2.4.2 Band-diagonal systems


hml
05-06-2009, 06:41 AM
In Bandec::Bandec ctor,
where we rearrange the storage a bit, taking the example (2.4.8), we set a to au, so au looks like (2.4.8)
then we set
au[0][0] from au [0][1]
which is junk (that is 'x' )
At the end of that loop for "rearrange storage", au[0][0]
is still junk.

Later, for row k=0
we use, dum = au[0][0], which is junk

is this normal?

rds,

davekw7x
05-06-2009, 12:04 PM
In Bandec::Bandec ctor,
where we rearrange the storage a bit, taking the example (2.4.8), we set a to au, so au looks like (2.4.8)
then we set
au[0][0] from au [0][1]
which is junk (that is 'x' )

That is not correct.
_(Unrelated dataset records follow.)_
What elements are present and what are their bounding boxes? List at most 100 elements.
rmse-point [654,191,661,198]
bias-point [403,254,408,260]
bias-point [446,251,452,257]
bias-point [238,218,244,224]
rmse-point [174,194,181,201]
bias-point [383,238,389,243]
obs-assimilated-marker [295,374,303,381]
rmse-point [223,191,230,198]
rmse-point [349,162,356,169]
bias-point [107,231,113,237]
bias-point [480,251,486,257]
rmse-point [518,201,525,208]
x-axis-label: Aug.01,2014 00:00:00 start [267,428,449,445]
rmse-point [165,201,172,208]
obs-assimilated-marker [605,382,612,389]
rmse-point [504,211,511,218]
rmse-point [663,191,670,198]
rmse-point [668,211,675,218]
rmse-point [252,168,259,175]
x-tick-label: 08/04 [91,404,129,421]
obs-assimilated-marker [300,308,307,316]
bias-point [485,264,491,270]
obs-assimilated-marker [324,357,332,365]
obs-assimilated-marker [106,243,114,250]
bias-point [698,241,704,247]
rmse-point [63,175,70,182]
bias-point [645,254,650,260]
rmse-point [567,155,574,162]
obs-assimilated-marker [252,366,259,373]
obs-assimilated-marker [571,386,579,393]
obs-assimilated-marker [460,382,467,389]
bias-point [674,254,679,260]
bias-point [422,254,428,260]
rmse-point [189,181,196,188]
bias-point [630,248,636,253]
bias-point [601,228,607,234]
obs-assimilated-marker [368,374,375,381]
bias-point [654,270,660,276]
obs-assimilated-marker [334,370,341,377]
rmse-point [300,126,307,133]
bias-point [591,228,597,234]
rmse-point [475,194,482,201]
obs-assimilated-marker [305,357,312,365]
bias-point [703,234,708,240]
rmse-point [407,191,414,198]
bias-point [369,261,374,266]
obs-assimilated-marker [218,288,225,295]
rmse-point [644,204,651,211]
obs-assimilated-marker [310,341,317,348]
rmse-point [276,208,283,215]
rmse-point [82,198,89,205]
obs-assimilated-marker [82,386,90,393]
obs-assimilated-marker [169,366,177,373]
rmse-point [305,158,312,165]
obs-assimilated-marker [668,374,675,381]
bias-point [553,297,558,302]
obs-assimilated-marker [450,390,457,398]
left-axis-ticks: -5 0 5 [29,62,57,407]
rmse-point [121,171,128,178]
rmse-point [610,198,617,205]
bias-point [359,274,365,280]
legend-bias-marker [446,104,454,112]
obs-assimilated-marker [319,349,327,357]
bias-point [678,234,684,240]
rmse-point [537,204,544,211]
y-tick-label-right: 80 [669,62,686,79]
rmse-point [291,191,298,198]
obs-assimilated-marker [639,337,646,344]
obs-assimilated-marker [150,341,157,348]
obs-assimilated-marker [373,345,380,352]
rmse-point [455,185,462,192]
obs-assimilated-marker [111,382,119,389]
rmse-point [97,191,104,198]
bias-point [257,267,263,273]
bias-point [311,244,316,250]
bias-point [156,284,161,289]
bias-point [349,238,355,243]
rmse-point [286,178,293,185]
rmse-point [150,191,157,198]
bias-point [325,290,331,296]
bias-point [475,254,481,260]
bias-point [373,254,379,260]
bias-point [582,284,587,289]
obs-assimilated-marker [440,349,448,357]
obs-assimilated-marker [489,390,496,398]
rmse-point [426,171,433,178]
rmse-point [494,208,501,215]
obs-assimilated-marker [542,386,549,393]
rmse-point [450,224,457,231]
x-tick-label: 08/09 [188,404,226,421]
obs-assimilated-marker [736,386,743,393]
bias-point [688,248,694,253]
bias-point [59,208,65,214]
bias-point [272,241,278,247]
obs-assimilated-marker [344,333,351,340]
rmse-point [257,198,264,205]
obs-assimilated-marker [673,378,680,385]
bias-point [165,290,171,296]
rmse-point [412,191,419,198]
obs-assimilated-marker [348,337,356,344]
If you follow the calculations carefully, you can see for this example (7x7 system with m1 = 2 and m2 = 1) the input banded matrix elements [0][0] and [0][1] and [1][0] and [6][3] are not used anywhere in the calculations. Therefore, as far as the program is concerned, their values are irrelevant.

In particular here is how the loops at the beginning of the constructor operate to shift the first "m1" rows of the banded matrix copied from the input:

In the constructor with m1 = 2, m2 = 1, mm = 4
i = 0
First "j" loop:
Set au[0][0] equal to the original value of au[0][2]
Set au[0][1] equal to the original value of au[0][3]
Second "j" loop:
Set au[0][2] to zero.
Set au[0][3] to zero.

i = 1
First "j" loop:
Set au[1][0] equal to the original value of au[1][1]
Set au[1][1] equal to the original value of au[1][2]
Set au[1][2] equal to the original value of au[1][3]
Second "j" loop:
Set au[1][3] to zero.


Regards,

Dave

hml
05-07-2009, 02:35 AM
the l index looked like a number 1
so I rearranged wrongle the au[] data
au[i][j-l] = au[i][j-1]
annoying fonts

now it works
thanks

hml
05-08-2009, 06:04 AM
how does the algorithm simplify if the matrix, in addition to being band diagonal, is also symmetric ?

rds,